Ecuador: Socialist President Imposes ‘Emergency Tax’ on Earthquake-Stricken Population

As Ecuador struggles to organize reconstruction efforts following a devastating 7.8 magnitude earthquake that was felt nationwide earlier this month, socialist President Rafael Correa has announced forced salary contributions from the nation’s middle class and a major tax spike.

The new economic measures, he argues, are necessary to refill government coffers and pay for rescue and reconstruction, as well as to offset money lost in tourist revenue that will no longer come in from Ecuador’s coastal towns devastated by the earthquake.

In a speech broadcast nationwide on Saturday, Correa announced that all Ecuadorians who are making more than $1,000 monthly will be forced to pay the government a day’s salary. Those making double that will be forced to pay a daily salary for two months and so on, up to those making $5,000 a month, who will contribute five days’ salary within five months. Ecuadorians who own more than $1 million in personal assets will be forced to give the government 0.9 percent of their net worth.

In addition, Correa will be imposing a 2 percent increase in the nation’s value-added tax throughout the year.
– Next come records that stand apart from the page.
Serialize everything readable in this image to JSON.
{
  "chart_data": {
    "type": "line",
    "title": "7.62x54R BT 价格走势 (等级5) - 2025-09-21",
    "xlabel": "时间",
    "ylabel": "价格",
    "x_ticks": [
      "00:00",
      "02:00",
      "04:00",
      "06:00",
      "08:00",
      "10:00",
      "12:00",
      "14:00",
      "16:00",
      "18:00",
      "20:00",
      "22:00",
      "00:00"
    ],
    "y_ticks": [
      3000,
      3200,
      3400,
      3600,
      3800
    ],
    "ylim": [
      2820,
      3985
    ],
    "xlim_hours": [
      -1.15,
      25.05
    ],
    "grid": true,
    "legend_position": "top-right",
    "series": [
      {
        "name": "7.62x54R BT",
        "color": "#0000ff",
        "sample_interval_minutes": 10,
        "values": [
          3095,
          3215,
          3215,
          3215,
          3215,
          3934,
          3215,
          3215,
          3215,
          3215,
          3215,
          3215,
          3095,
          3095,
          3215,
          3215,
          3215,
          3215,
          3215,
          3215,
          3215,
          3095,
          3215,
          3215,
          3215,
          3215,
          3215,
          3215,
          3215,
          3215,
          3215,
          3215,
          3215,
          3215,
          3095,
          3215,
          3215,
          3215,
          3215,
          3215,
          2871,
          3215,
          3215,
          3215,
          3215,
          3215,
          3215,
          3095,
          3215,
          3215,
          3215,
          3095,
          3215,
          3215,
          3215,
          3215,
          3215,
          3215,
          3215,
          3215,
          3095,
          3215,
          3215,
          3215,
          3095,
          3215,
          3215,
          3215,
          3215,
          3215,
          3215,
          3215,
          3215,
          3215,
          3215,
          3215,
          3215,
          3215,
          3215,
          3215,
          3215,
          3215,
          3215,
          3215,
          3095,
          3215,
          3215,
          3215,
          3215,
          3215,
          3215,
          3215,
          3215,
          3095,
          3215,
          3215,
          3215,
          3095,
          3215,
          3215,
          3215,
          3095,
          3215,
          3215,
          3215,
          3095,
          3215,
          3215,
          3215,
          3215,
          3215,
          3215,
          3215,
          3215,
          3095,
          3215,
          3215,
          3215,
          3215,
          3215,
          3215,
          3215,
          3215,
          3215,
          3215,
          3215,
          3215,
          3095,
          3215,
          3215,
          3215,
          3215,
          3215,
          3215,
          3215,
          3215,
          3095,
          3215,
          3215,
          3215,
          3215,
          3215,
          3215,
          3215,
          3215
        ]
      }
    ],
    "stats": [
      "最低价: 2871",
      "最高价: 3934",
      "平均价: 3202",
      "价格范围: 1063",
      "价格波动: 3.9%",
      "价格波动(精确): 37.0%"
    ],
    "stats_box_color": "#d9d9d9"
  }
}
In his speech, Correa emphasized the need for promoting tourism in the country. “Tourism cannot be affected,” he argued, “we have a very focused impact [from the earthquake], but the rest of the beaches in Santa Elena, Guayas, El Oro, are as beautiful as ever; Quito [the capital], Cuenca, our Amazon, Galápagos, our national parks, our natural beauty [as well].”

The effect these measures will have on victims of the earthquake — or those who survived but have relatives in hard-hit areas — remains to be seen. At least one economist, Universidad Eafit expert Óscar Eduardo Medina, has weighed in, suggesting that the move will be “efficient” for lining the pockets of government officials but may trigger undue inflation.

The official death toll of the earthquake last week is currently at 654, with over 26,000 people living in shelters after their homes were destroyed. At least 58 people remain missing, suggesting the death toll could rise. Survivors affected, those working on the ground warn, are having trouble finding food and water, and roads into the most affected areas are mostly destroyed.

Correa hopes a strong response to the earthquake will boost his popularity following criticism for his behavior immediately after the earthquake. Correa, who was visiting Pope Francis at the Vatican during the earthquake strike, returned home immediately, with his office releasing footage of him touring affected areas touting his “work, coordination, and leadership,” propaganda which triggered wide rebuke, particularly on Twitter.

Correa was also caught on video losing his temper with earthquake victims in the city of Bahía de Caráquez. There, upon being swarmed by desperate earthquake victims asking for help, Correa can be heard saying in the video, “Nobody lose calm, nobody yell or I will arrest you, whether you are old, young, male, or female. Nobody cry or complain.”